Заместитель начальника штаба по разведке капитан Соломин критически оглядел поредевшую команду, ухмыльнулся в жесткие усы, снисходительно махнул рукой и заявил:

– Спать, Шубин. Мы без вас закончим. Вы свое дело сделали, молодцы.

Наша тяжелая армейская артиллерия вела огонь минут пятнадцать. За это время в районе расположения немецких дивизионов камня на камне не осталось. Все они были уничтожены.

Удар по окрестностям перешейка был нанесен в тот же час. Снаружи действовали Пятьдесят вторая и Пятьдесят девятая армии, внутри – то, что осталось от Второй Ударной. Осажденные войска шли в прорыв через реку Полисть. Две дивизии остались прикрывать атакующих. Остатки еще двух и пять стрелковых бригад пошли на штурм Мясного Бора. Артиллерийская подготовка не проводилась ввиду отсутствия снарядов. Голодные, изможденные красноармейцы атаковали вражеские позиции в лоб, смяли заслоны, устремились в прорыв.

Операция была спланирована на коленке, экспромтом, но противник все равно разгадал планы Власова. Благодаря действиям разведчиков артиллерия у немцев в этот час отсутствовала, иначе никто не вырвался бы. Но работали их минометные батареи, укрытые в окрестных лесах, строчили пулеметы.

Выйти из окружения удалось лишь небольшой части войск. Несколько сотен полегли в землю, примерно тысяча прорвалась.

Немцы установили пулеметы на флангах горловины, подтащили небольшие полевые орудия и минометы. Разрыв они заделали за полчаса, на сей раз окончательно и бесповоротно.

Теперь пространство до западного леса простреливалось насквозь. Встать в полный рост было невозможно. Это понимали даже политруки, плюющие на свои и солдатские жизни. Повторной попытки прорыва в этот день не наблюдалось.

Внутри котла остались около двадцати тысяч красноармейцев, мирные граждане, штаб генерал-лейтенанта Власова и он сам.

На этом операцию Волховского фронта можно было завершать. Часть войск Второй Ударной армии вышла из окружения, половина полегла, остальные сидели в болотах за Мясным Бором. Снять блокаду Ленинграда не удалось, армия погибла, прочие советские части и соединения беспомощно топтались на западном берегу Волхова.
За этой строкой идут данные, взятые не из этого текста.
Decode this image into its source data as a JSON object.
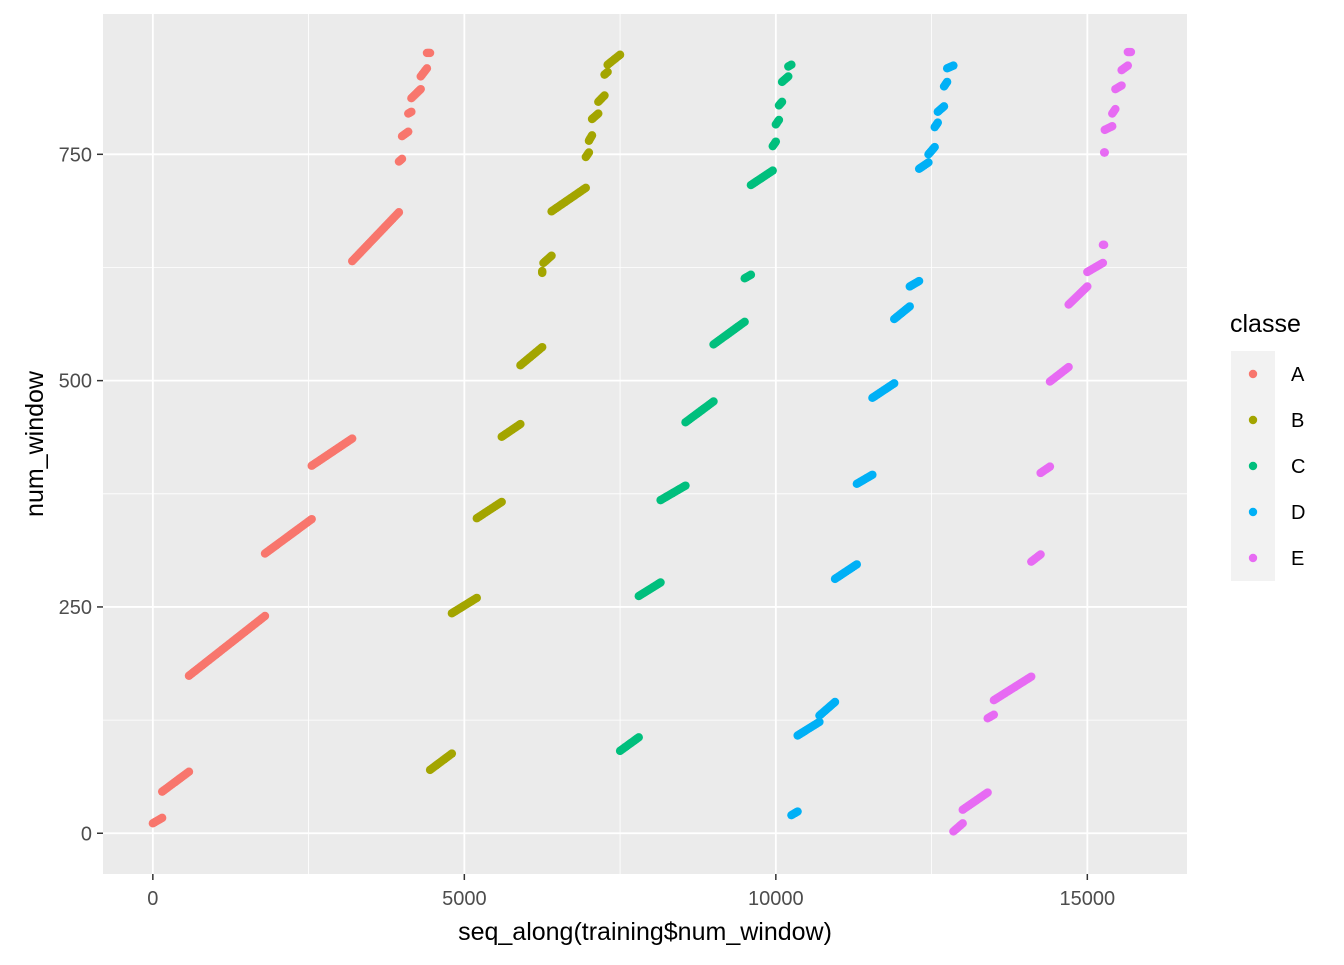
{
  "chart_data": {
    "type": "scatter",
    "title": "",
    "xlabel": "seq_along(training$num_window)",
    "ylabel": "num_window",
    "xlim": [
      -800,
      16600
    ],
    "ylim": [
      -45,
      905
    ],
    "x_ticks": [
      0,
      5000,
      10000,
      15000
    ],
    "x_tick_labels": [
      "0",
      "5000",
      "10000",
      "15000"
    ],
    "y_ticks": [
      0,
      250,
      500,
      750
    ],
    "y_tick_labels": [
      "0",
      "250",
      "500",
      "750"
    ],
    "grid": true,
    "legend": {
      "title": "classe",
      "placement": "right"
    },
    "series": [
      {
        "name": "A",
        "color": "#F8766D",
        "segments": [
          [
            0,
            11,
            150,
            17
          ],
          [
            150,
            46,
            580,
            68
          ],
          [
            580,
            174,
            1800,
            240
          ],
          [
            1800,
            309,
            2550,
            347
          ],
          [
            2550,
            406,
            3200,
            436
          ],
          [
            3200,
            632,
            3950,
            686
          ],
          [
            3950,
            742,
            4000,
            745
          ],
          [
            4000,
            770,
            4100,
            775
          ],
          [
            4100,
            795,
            4150,
            797
          ],
          [
            4150,
            812,
            4300,
            822
          ],
          [
            4300,
            836,
            4400,
            845
          ],
          [
            4400,
            862,
            4450,
            862
          ]
        ]
      },
      {
        "name": "B",
        "color": "#A3A500",
        "segments": [
          [
            4450,
            70,
            4800,
            88
          ],
          [
            4800,
            243,
            5200,
            260
          ],
          [
            5200,
            348,
            5600,
            366
          ],
          [
            5600,
            438,
            5900,
            452
          ],
          [
            5900,
            517,
            6250,
            537
          ],
          [
            6250,
            619,
            6250,
            621
          ],
          [
            6270,
            630,
            6400,
            638
          ],
          [
            6400,
            687,
            6950,
            713
          ],
          [
            6950,
            747,
            7000,
            752
          ],
          [
            7000,
            765,
            7050,
            771
          ],
          [
            7050,
            789,
            7150,
            795
          ],
          [
            7150,
            808,
            7250,
            815
          ],
          [
            7250,
            838,
            7300,
            841
          ],
          [
            7300,
            849,
            7500,
            860
          ]
        ]
      },
      {
        "name": "C",
        "color": "#00BF7D",
        "segments": [
          [
            7500,
            91,
            7800,
            106
          ],
          [
            7800,
            262,
            8150,
            277
          ],
          [
            8150,
            368,
            8550,
            384
          ],
          [
            8550,
            454,
            9000,
            477
          ],
          [
            9000,
            540,
            9500,
            565
          ],
          [
            9500,
            613,
            9600,
            617
          ],
          [
            9600,
            716,
            9950,
            732
          ],
          [
            9950,
            759,
            10000,
            764
          ],
          [
            10000,
            783,
            10050,
            788
          ],
          [
            10050,
            804,
            10100,
            808
          ],
          [
            10100,
            830,
            10200,
            836
          ],
          [
            10200,
            847,
            10250,
            849
          ]
        ]
      },
      {
        "name": "D",
        "color": "#00B0F6",
        "segments": [
          [
            10250,
            20,
            10350,
            24
          ],
          [
            10350,
            108,
            10700,
            123
          ],
          [
            10700,
            130,
            10950,
            145
          ],
          [
            10950,
            281,
            11300,
            297
          ],
          [
            11300,
            386,
            11550,
            396
          ],
          [
            11550,
            481,
            11900,
            497
          ],
          [
            11900,
            568,
            12150,
            582
          ],
          [
            12150,
            604,
            12300,
            610
          ],
          [
            12300,
            734,
            12450,
            741
          ],
          [
            12450,
            750,
            12550,
            758
          ],
          [
            12550,
            780,
            12600,
            785
          ],
          [
            12600,
            797,
            12700,
            803
          ],
          [
            12700,
            825,
            12750,
            830
          ],
          [
            12750,
            845,
            12850,
            848
          ]
        ]
      },
      {
        "name": "E",
        "color": "#E76BF3",
        "segments": [
          [
            12850,
            2,
            13000,
            11
          ],
          [
            13000,
            26,
            13400,
            45
          ],
          [
            13400,
            127,
            13500,
            131
          ],
          [
            13500,
            147,
            14100,
            173
          ],
          [
            14100,
            300,
            14250,
            308
          ],
          [
            14250,
            398,
            14400,
            405
          ],
          [
            14400,
            499,
            14700,
            515
          ],
          [
            14700,
            584,
            15000,
            604
          ],
          [
            15000,
            620,
            15250,
            630
          ],
          [
            15250,
            650,
            15270,
            650
          ],
          [
            15270,
            752,
            15280,
            752
          ],
          [
            15280,
            777,
            15400,
            781
          ],
          [
            15400,
            795,
            15450,
            800
          ],
          [
            15450,
            822,
            15550,
            826
          ],
          [
            15550,
            843,
            15650,
            848
          ],
          [
            15650,
            863,
            15700,
            863
          ]
        ]
      }
    ]
  }
}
Все последующие дни Шубин ходил подавленным, крысился на окружающих.

– Не расстраивайтесь, товарищ старший лейтенант, – успокаивал его Ленька Пастухов. – Мы свое дело сделали, с пользой провели время. Тысяча прорвалась, это уже хорошо. А во всем прочем разве наша вина?

В глазах разведчика свозила зеленая тоска. Ленька улыбался, шутил, старался вести себя как обычно, но эта тоска не проходила. Иногда он уходил в себя, на глаза его наворачивались слезы. В такие минуты парня никто не трогал, не подшучивал над ним.

По странному стечению обстоятельств, санинструктор Варя, которую он за руку вывел из вяземских лесов, оказалась в той же дивизии и в том же полку. Она служила в местной санчасти, и в какой-то момент эти двое поняли, что созданы друг для друга. Их постоянно видели вместе. Каждую свободную минуту парень мчался к своей Варюше, помогал ей в лазарете, всячески облегчал тяжелую женскую долю. Хвастался, мол, вот настанет время, и мы обязательно поженимся.

Варя погибла месяц назад, когда шальной снаряд залетел в медсанчасть. Взрывом разнесло пристройку к зданию, где она перебирала свои склянки и пипетки.

Ленька почернел от горя, обливался горькими слезами. Он замкнулся, ни с кем не разговаривал, долго приходил в себя.


В последующие дни обстановка на фронтах оставляла желать лучшего. Неприятные события разворачивались под Харьковом, советские войска пятились в Крыму. Волховский фронт больше не продвинулся ни на метр. Шли локальные бои, но статус-кво неизменно восстанавливался. Немцы грамотно перегруппировали силы, подтянули резервы. В блокадном Ленинграде по-прежнему умирали люди от голода и обстрелов. Никто не знал, что происходило внутри Любанского котла. Никаких сведений оттуда не поступало, связь с командованием Второй Ударной была утрачена.